Iran has already leased a military airfield from the Syrian government in the center of the country to station fighter aircraft, Ynet reported on Monday. 

Iran is also said to be negotiating with the Assad regime to establish a land base for Shia militiamen and a port in the city of Tartus.

"The establishment of an air and sea base and the attempt to permanently station 5,000 Shiite fighters on Syrian soil are not acceptable to us, and will have heavy consequences," Israeli Defense Minister Avigdor Lieberman said.

"We will not accept it," Lieberman explained during an interview with a Russian news outlet. "We insist that there be no trace of Iranian presence on Syrian soil, and we insist on this arrangement in every settlement."

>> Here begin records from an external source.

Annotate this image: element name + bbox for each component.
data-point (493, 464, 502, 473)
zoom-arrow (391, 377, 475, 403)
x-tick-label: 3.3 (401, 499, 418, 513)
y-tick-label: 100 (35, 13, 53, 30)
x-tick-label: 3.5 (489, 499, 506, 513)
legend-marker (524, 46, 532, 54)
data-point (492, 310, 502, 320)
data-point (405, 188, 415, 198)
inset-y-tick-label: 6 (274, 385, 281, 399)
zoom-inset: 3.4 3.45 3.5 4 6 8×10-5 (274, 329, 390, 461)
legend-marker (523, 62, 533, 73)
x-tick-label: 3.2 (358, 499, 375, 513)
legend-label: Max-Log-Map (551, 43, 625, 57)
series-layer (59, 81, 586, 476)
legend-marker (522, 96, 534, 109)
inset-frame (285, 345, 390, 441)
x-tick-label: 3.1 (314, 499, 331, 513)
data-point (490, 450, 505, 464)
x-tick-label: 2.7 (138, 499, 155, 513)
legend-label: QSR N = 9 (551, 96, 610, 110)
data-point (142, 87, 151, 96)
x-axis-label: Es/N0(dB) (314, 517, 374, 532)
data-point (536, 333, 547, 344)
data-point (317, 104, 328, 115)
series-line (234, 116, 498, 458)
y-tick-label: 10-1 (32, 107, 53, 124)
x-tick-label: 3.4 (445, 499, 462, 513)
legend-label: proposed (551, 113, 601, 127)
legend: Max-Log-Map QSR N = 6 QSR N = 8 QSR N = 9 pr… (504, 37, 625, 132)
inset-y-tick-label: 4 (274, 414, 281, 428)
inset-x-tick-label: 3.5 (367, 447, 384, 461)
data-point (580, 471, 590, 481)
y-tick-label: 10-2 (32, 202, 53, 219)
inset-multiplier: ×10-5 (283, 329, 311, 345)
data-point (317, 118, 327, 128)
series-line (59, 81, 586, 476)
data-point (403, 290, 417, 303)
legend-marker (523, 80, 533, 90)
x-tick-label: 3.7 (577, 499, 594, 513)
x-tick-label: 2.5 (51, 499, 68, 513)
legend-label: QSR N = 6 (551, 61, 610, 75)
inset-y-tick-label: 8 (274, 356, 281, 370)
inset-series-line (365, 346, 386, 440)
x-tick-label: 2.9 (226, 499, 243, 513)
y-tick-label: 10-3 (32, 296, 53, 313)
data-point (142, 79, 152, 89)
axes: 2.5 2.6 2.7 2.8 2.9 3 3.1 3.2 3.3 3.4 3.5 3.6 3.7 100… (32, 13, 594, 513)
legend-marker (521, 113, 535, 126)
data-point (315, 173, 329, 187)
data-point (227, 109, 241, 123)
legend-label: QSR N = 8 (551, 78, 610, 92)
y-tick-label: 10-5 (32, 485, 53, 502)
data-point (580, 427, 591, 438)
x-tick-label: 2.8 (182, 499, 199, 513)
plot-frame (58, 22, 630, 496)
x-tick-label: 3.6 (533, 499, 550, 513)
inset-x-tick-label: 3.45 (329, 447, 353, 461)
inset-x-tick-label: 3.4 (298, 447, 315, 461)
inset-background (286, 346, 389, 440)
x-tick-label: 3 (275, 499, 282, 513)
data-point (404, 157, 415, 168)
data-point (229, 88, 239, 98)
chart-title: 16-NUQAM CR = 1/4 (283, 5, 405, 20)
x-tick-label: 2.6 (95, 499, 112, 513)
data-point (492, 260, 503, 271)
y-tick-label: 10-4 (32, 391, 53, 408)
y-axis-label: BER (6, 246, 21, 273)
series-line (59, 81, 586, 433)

Iran invests around $100 million a year in Hezbollah, which has enabled it to become the dominant political and military force in Lebanon with a sophisticated militia that more closely resembles a national army than a terrorist organization. 

It has an estimated 150,000 rockets, which is significantly more than all 29 NATO countries combined, with the exception of the US. To believe that Iran would not use this investment to its full potential is simply not realistic. 

While Iran has mobilized Hezbollah to prop up its client Bashar Assad in Syria, the original and main purpose has always been to use it as a weapon against the Jewish state.

Lieberman's comments followed a rare moment of discord between Netanyahu and the Trump administration over the ceasefire. 

On Sunday, Netanyahu, who was visiting Paris, telephoned US Secretary of State Rex Tillerson to explain his opposition to the deal, based on its potential to expand Iran's hostile activities in Syria. 

The Israeli prime minister is understood to have raised a number of objections with Tillerson, including Israel's insistence that Iran and allied militias stay away from Syria's borders with Israel and Jordan, and its opposition to the stationing of Russian troops in those "safe zones" agreed under the deal that are close to Israel.


Amidror expressed understanding for the strategic thinking of both the US and Russia.

"For the Russians, to keep the continuation of the regime in Damascus which from their point of view is a strategic goal," he said.  "The Americans goal is to destroy ISIS, and that was their strategic goal."

But neither of these aims, he continued, offered much comfort to Israel.

"Israel should take care for its strategic goal and this is to prevent the Iranians and Hezbollah from building launching pads in Syria," Amidror stated.